If the company's three mines meet expectations, high-level production at low costs should turn Galaxy into a significant player in upstream lithium.
 
Other companies to watch in the lithium and tech space:
 
Alphabet (NASDAQ:GOOG): With a market cap of over $657 billion, this is the second-largest by market capitalization in the S&P 500. We love Alphabet because its foundation is intellectual property-not tangible assets.
 
Oh, and self-driving cars ... definitely a huge part of the innovation in energy and artificial intelligence. As an early entry into the self-driving car world, Alphabet's innovations have paved the way for a transportation revolution.
 
Alphabet is set to continue to bring value to its investors and even as one of the largest companies in the S&P 500, Google's parent company continues to reach new heights.
 
Raytheon Company (NYSE:RTN) is an emerging tech company specializing in defense and other government markets. Raytheon's major selling point is its strong command of cybersecurity. While its specialty is in government-centric markets, Raytheon also develops products, services, and solutions in various other markets.
 
Raytheon reach is far reaching and its potential market share is huge. Smart investors are looking toward cybersecurity firms early. With the recent high-profile attacks, and likely more to come, cybersecurity companies will be the saving grace of the tech boom.
 
FMC Corp. (NYSE:FMC) founded in 1883, FMC has been around the block and back. FMC has a long history stretching between many different industries, but within all of them, FMC has remained a leader in innovation.
 
FMC's involvement in the lithium industry is particularly notable. The company is one of the top three in lithium and associated technologies. It is one of the largest suppliers into electric vehicle applications using lithium hydroxide.
 
Strong growth in lithium is expected to drive margins for FMC and major expansion, leading analysts to give it an outperform rating.
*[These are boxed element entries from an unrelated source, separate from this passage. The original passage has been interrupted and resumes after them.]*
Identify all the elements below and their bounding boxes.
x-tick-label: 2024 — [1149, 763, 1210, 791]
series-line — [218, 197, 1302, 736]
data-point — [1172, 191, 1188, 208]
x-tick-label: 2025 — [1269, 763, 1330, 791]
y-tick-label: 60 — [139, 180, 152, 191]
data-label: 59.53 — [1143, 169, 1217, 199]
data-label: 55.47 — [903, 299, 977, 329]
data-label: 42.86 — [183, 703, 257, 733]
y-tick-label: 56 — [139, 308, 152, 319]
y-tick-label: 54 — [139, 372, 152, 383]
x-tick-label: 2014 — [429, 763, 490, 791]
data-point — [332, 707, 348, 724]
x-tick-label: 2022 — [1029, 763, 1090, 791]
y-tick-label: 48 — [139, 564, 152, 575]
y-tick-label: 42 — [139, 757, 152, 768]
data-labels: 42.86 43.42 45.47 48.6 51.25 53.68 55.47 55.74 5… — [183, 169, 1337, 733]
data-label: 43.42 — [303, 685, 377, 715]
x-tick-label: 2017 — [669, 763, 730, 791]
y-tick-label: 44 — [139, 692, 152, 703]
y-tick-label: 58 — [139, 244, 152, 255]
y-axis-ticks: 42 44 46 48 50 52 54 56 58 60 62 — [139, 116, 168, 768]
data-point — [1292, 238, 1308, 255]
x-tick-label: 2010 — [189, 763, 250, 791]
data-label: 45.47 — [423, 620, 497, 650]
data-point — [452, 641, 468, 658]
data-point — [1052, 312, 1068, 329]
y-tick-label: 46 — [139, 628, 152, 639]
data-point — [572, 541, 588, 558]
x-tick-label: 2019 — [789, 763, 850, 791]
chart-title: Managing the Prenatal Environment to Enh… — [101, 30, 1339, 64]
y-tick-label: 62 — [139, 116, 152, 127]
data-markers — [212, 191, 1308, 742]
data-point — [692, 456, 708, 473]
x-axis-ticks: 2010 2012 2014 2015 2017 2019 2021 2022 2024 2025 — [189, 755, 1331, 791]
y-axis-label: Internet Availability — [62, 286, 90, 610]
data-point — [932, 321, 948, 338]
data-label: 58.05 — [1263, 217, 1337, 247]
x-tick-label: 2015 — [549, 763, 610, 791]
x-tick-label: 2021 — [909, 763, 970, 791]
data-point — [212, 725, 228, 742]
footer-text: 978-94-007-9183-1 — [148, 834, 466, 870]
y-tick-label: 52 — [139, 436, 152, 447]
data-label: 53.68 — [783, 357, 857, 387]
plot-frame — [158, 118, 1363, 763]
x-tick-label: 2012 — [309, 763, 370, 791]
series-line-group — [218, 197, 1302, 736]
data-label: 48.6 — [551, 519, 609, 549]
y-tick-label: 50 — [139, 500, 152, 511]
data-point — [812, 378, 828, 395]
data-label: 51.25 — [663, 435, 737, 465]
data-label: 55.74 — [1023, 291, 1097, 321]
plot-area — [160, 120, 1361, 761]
The company's full year 2016 results were impressive, with lithium segment earnings of $21 million-up an amazing 90 percent from Q4 2015.
 
Advanced Micro Devices Inc (NASDAQ:AMD) is Nvidia's biggest competitor. The company has developed a cult following among gamers, leading to many a Reddit debate. AMD's groundbreaking technology not only rivals that of Nvidia, some even argue that it outperforms it. As the two square off, one of the key areas to keep an eye on is in the GPU race. Widely purchased across the world as Bitcoin frenzy heats up, AMD is making a particularly hard push toward conquering that emerging demand.
 
While Nvidia has a significantly higher market cap (and stock price), AMD provides investors a much cheaper entrance into the gaming market. Those looking to get into tech industry stocks, mine Bitcoin, or play their favorite game on the highest quality are definitely not ignoring AMD.